With the market for raw milk flourishing in Pennsylvania, with 115 licensed sellers statewide and a dozen in the Philadelphia area, the suspension of Hendricks Farms was said yesterday to illustrate that the beverage's claimed health benefits are accompanied by legitimate, and unpredictable, safety concerns.

In seven years of holding an unpasteurized-milk license, Hendricks Farms had no health violations until last week, state inspectors said.

"They can have years and years of no problems, and because it's a 'raw' product, [a dairy] can have a problem one day and not the next," said Christopher Ryder, spokesman for the Pennsylvania Department of Agriculture.

Dairy owners Trent and Rachel Hendricks posted a sign for would-be customers at their farm store hoping that test results expected today would clear the dairy's name.

Previously, it sold some 600 gallons a week to 300 households, according to the company's Web site. A note there about the suspension described a "history of stellar test results" and said the company was disappointed by the suspension.
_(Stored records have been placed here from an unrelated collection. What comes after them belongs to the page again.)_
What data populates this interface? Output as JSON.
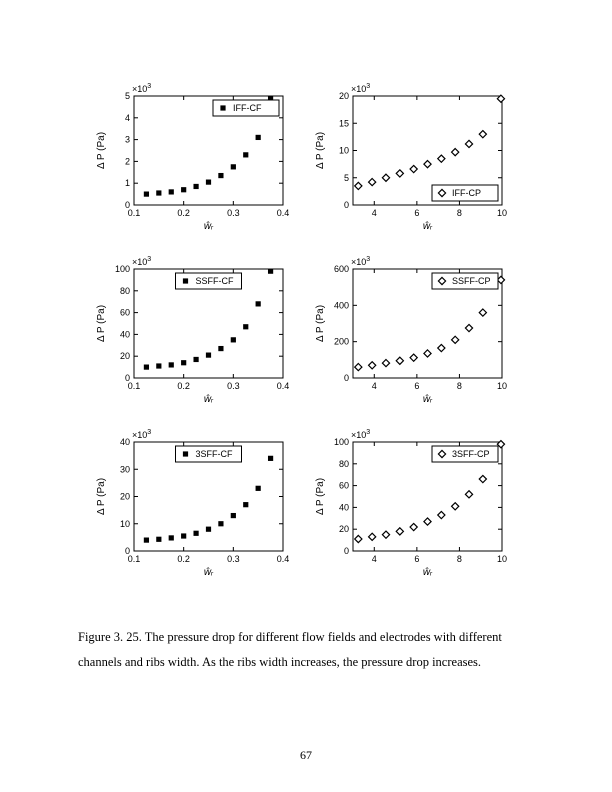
{
  "figure": {
    "exponent_prefix": "×10",
    "ylabel": "Δ P (Pa)",
    "xlabel_html": "ŵᵣ",
    "panels": [
      {
        "id": "iff-cf",
        "type": "scatter",
        "marker": "filled-square",
        "legend": "IFF-CF",
        "legend_pos": "top-right",
        "y_exp": "3",
        "xlim": [
          0.1,
          0.4
        ],
        "xticks": [
          0.1,
          0.2,
          0.3,
          0.4
        ],
        "ylim": [
          0,
          5
        ],
        "yticks": [
          0,
          1,
          2,
          3,
          4,
          5
        ],
        "data": [
          [
            0.125,
            0.5
          ],
          [
            0.15,
            0.55
          ],
          [
            0.175,
            0.6
          ],
          [
            0.2,
            0.7
          ],
          [
            0.225,
            0.85
          ],
          [
            0.25,
            1.05
          ],
          [
            0.275,
            1.35
          ],
          [
            0.3,
            1.75
          ],
          [
            0.325,
            2.3
          ],
          [
            0.35,
            3.1
          ],
          [
            0.375,
            4.9
          ]
        ]
      },
      {
        "id": "iff-cp",
        "type": "scatter",
        "marker": "open-diamond",
        "legend": "IFF-CP",
        "legend_pos": "bottom-right",
        "y_exp": "3",
        "xlim": [
          3,
          10
        ],
        "xticks": [
          4,
          6,
          8,
          10
        ],
        "ylim": [
          0,
          20
        ],
        "yticks": [
          0,
          5,
          10,
          15,
          20
        ],
        "data": [
          [
            3.25,
            3.5
          ],
          [
            3.9,
            4.2
          ],
          [
            4.55,
            5.0
          ],
          [
            5.2,
            5.8
          ],
          [
            5.85,
            6.6
          ],
          [
            6.5,
            7.5
          ],
          [
            7.15,
            8.5
          ],
          [
            7.8,
            9.7
          ],
          [
            8.45,
            11.2
          ],
          [
            9.1,
            13.0
          ],
          [
            9.95,
            19.5
          ]
        ]
      },
      {
        "id": "ssff-cf",
        "type": "scatter",
        "marker": "filled-square",
        "legend": "SSFF-CF",
        "legend_pos": "top-center",
        "y_exp": "3",
        "xlim": [
          0.1,
          0.4
        ],
        "xticks": [
          0.1,
          0.2,
          0.3,
          0.4
        ],
        "ylim": [
          0,
          100
        ],
        "yticks": [
          0,
          20,
          40,
          60,
          80,
          100
        ],
        "data": [
          [
            0.125,
            10
          ],
          [
            0.15,
            11
          ],
          [
            0.175,
            12
          ],
          [
            0.2,
            14
          ],
          [
            0.225,
            17
          ],
          [
            0.25,
            21
          ],
          [
            0.275,
            27
          ],
          [
            0.3,
            35
          ],
          [
            0.325,
            47
          ],
          [
            0.35,
            68
          ],
          [
            0.375,
            98
          ]
        ]
      },
      {
        "id": "ssff-cp",
        "type": "scatter",
        "marker": "open-diamond",
        "legend": "SSFF-CP",
        "legend_pos": "top-right",
        "y_exp": "3",
        "xlim": [
          3,
          10
        ],
        "xticks": [
          4,
          6,
          8,
          10
        ],
        "ylim": [
          0,
          600
        ],
        "yticks": [
          0,
          200,
          400,
          600
        ],
        "data": [
          [
            3.25,
            60
          ],
          [
            3.9,
            70
          ],
          [
            4.55,
            82
          ],
          [
            5.2,
            95
          ],
          [
            5.85,
            112
          ],
          [
            6.5,
            135
          ],
          [
            7.15,
            165
          ],
          [
            7.8,
            210
          ],
          [
            8.45,
            275
          ],
          [
            9.1,
            360
          ],
          [
            9.95,
            540
          ]
        ]
      },
      {
        "id": "3sff-cf",
        "type": "scatter",
        "marker": "filled-square",
        "legend": "3SFF-CF",
        "legend_pos": "top-center",
        "y_exp": "3",
        "xlim": [
          0.1,
          0.4
        ],
        "xticks": [
          0.1,
          0.2,
          0.3,
          0.4
        ],
        "ylim": [
          0,
          40
        ],
        "yticks": [
          0,
          10,
          20,
          30,
          40
        ],
        "data": [
          [
            0.125,
            4
          ],
          [
            0.15,
            4.3
          ],
          [
            0.175,
            4.8
          ],
          [
            0.2,
            5.5
          ],
          [
            0.225,
            6.5
          ],
          [
            0.25,
            8
          ],
          [
            0.275,
            10
          ],
          [
            0.3,
            13
          ],
          [
            0.325,
            17
          ],
          [
            0.35,
            23
          ],
          [
            0.375,
            34
          ]
        ]
      },
      {
        "id": "3sff-cp",
        "type": "scatter",
        "marker": "open-diamond",
        "legend": "3SFF-CP",
        "legend_pos": "top-right",
        "y_exp": "3",
        "xlim": [
          3,
          10
        ],
        "xticks": [
          4,
          6,
          8,
          10
        ],
        "ylim": [
          0,
          100
        ],
        "yticks": [
          0,
          20,
          40,
          60,
          80,
          100
        ],
        "data": [
          [
            3.25,
            11
          ],
          [
            3.9,
            13
          ],
          [
            4.55,
            15
          ],
          [
            5.2,
            18
          ],
          [
            5.85,
            22
          ],
          [
            6.5,
            27
          ],
          [
            7.15,
            33
          ],
          [
            7.8,
            41
          ],
          [
            8.45,
            52
          ],
          [
            9.1,
            66
          ],
          [
            9.95,
            98
          ]
        ]
      }
    ]
  },
  "caption": "Figure 3. 25. The pressure drop for different flow fields and electrodes with different channels and ribs width. As the ribs width increases, the pressure drop increases.",
  "page_number": "67"
}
A Hendricks staffer declined to comment yesterday at the farm.

Pennsylvania has more than double the 55 licensed unpasteurized-milk vendors that it had in 2005. Devotees drive in from afar, believing that pasteurization kills healthful bacteria and dulls milk's taste. Hendricks, on a separate Web site, claims customers from seven states.

"I'm a raw cheese fan, and cheese tastes much more interesting when it's made with raw milk," said Christopher Holst, a Harleysville lawyer and fan of Hendricks' cheeses. "It tastes more like where it came from when it hasn't been pasteurized."

Pennsylvania's raw-milk licenses come with requirements for multiple bacteria tests each month to screen for campylobacter and other germs, with salmonella being the most common problem, Ryder said. He added that bad findings are relatively rare. In a large-scale testing this spring of 83 dairies, six came back with harmful bacteria.

Hendricks Farms is the only dairy in the Philadelphia area to have its license suspended this year, and could resume selling as soon as Friday if the test results come back favorably, Ryder said.

A call to an Ohio lawyer who is advising the farm and other raw-milk purveyors was not returned yesterday.